Dr. Dan Ouellette, FCCP, comments: Every year in the fall, I recommend to my patients with respiratory disease that they receive the influenza vaccine. Often, they ask me "what about the pneumonia vaccine"? We then have a conversation about what the "pneumonia vaccine" is. I review their immunization record with them to try and figure out if they have received this vaccine before, and if so, when. This year, the situation is both complicated and clear in my patients over 65 years of age. It is more complicated because the 13-valent pneumococcal vaccine must be administered in addition to the 23-valent pneumococcal vaccine, with those patients who have not received the PCV23 having to receive both. It is clearer, because all of my older patients must receive the PCV13. It is better for my patients, because they will have increased immunity to the pneumococcus.

Dr. Ouellette is a specialist in pulmonary disease at Henry Ford Hospital in Detroit, Michigan.
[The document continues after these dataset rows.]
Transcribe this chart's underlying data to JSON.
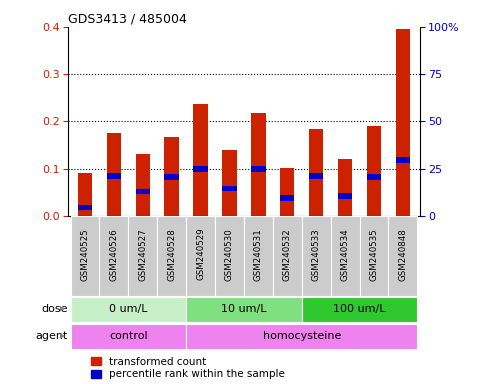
{
  "title": "GDS3413 / 485004",
  "samples": [
    "GSM240525",
    "GSM240526",
    "GSM240527",
    "GSM240528",
    "GSM240529",
    "GSM240530",
    "GSM240531",
    "GSM240532",
    "GSM240533",
    "GSM240534",
    "GSM240535",
    "GSM240848"
  ],
  "red_values": [
    0.09,
    0.175,
    0.132,
    0.168,
    0.236,
    0.14,
    0.217,
    0.101,
    0.184,
    0.121,
    0.191,
    0.395
  ],
  "blue_values": [
    0.018,
    0.085,
    0.052,
    0.082,
    0.1,
    0.058,
    0.1,
    0.038,
    0.085,
    0.042,
    0.082,
    0.118
  ],
  "ylim": [
    0,
    0.4
  ],
  "yticks": [
    0,
    0.1,
    0.2,
    0.3,
    0.4
  ],
  "y2ticks": [
    0,
    25,
    50,
    75,
    100
  ],
  "y2labels": [
    "0",
    "25",
    "50",
    "75",
    "100%"
  ],
  "dose_groups": [
    {
      "label": "0 um/L",
      "start": 0,
      "end": 4,
      "color": "#c8f0c8"
    },
    {
      "label": "10 um/L",
      "start": 4,
      "end": 8,
      "color": "#80e080"
    },
    {
      "label": "100 um/L",
      "start": 8,
      "end": 12,
      "color": "#30c830"
    }
  ],
  "agent_groups": [
    {
      "label": "control",
      "start": 0,
      "end": 4
    },
    {
      "label": "homocysteine",
      "start": 4,
      "end": 12
    }
  ],
  "agent_color": "#ee82ee",
  "bar_width": 0.5,
  "red_color": "#cc2200",
  "blue_color": "#0000cc",
  "axis_label_color_left": "#cc2200",
  "axis_label_color_right": "#0000cc",
  "bg_color": "#ffffff",
  "sample_bg": "#cccccc",
  "legend_red": "transformed count",
  "legend_blue": "percentile rank within the sample"
}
All adults who are 65 years or older should receive 13-valent pneumococcal conjugate vaccine (PCV13) routinely in series with 23-valent pneumococcal polysaccharide vaccine (PPSV23), according to a new recommendation from the Centers for Disease Control and Prevention’s Advisory Committee on Immunization Practices (ACIP). The recommendation appears in the Sept. 19 issue of Morbidity and Mortality Weekly Report.

The ACIP recommendation calls for pneumococcal vaccine-naive adults aged 65 and older to receive one dose of PCV13 vaccine, followed by a dose of PPSV23 6-12 months later (MMWR 2014:63;822-5). Older adults who have previously received only PPSV23 should receive a dose of PCV13 at least 12 months later, wrote Sara Tomczyk of the CDC and her associates.

Adults 65 and older should routinely get PCV13 and PPSV23 vaccinations, says ACIP. © Micah Young /

Adults 65 and older should routinely get PCV13 and PPSV23 vaccinations, says ACIP.

ACIP has recommended PPSV23 for older adults since 2010. In 2012, the committee made its first recommendation for PCV13, targeting patients 19 years and older who have immunocompromising conditions, functional or anatomic asplenia, cerebrospinal fluid leak, or cochlear implants. The new PCV13 recommendation for all older adults is based on a randomized, placebo-controlled trial of the vaccine in about 85,000 adults aged 65 years and older in the Netherlands who had no prior pneumococcal vaccine exposure. The vaccine showed a moderate level of evidence for efficacy against community-acquired pneumonia in this cohort, ACIP determined. Efficacy against nonbacteremic vaccine-type pneumococcal pneumonia was about 45%, while efficacy against vaccine-type invasive pneumococcal disease was about 75%, the reviewers wrote.

ACIP will reevaluate the recommendations in 2018.

Ms. Tomczyk and her colleagues disclosed no funding sources or conflicts of interest.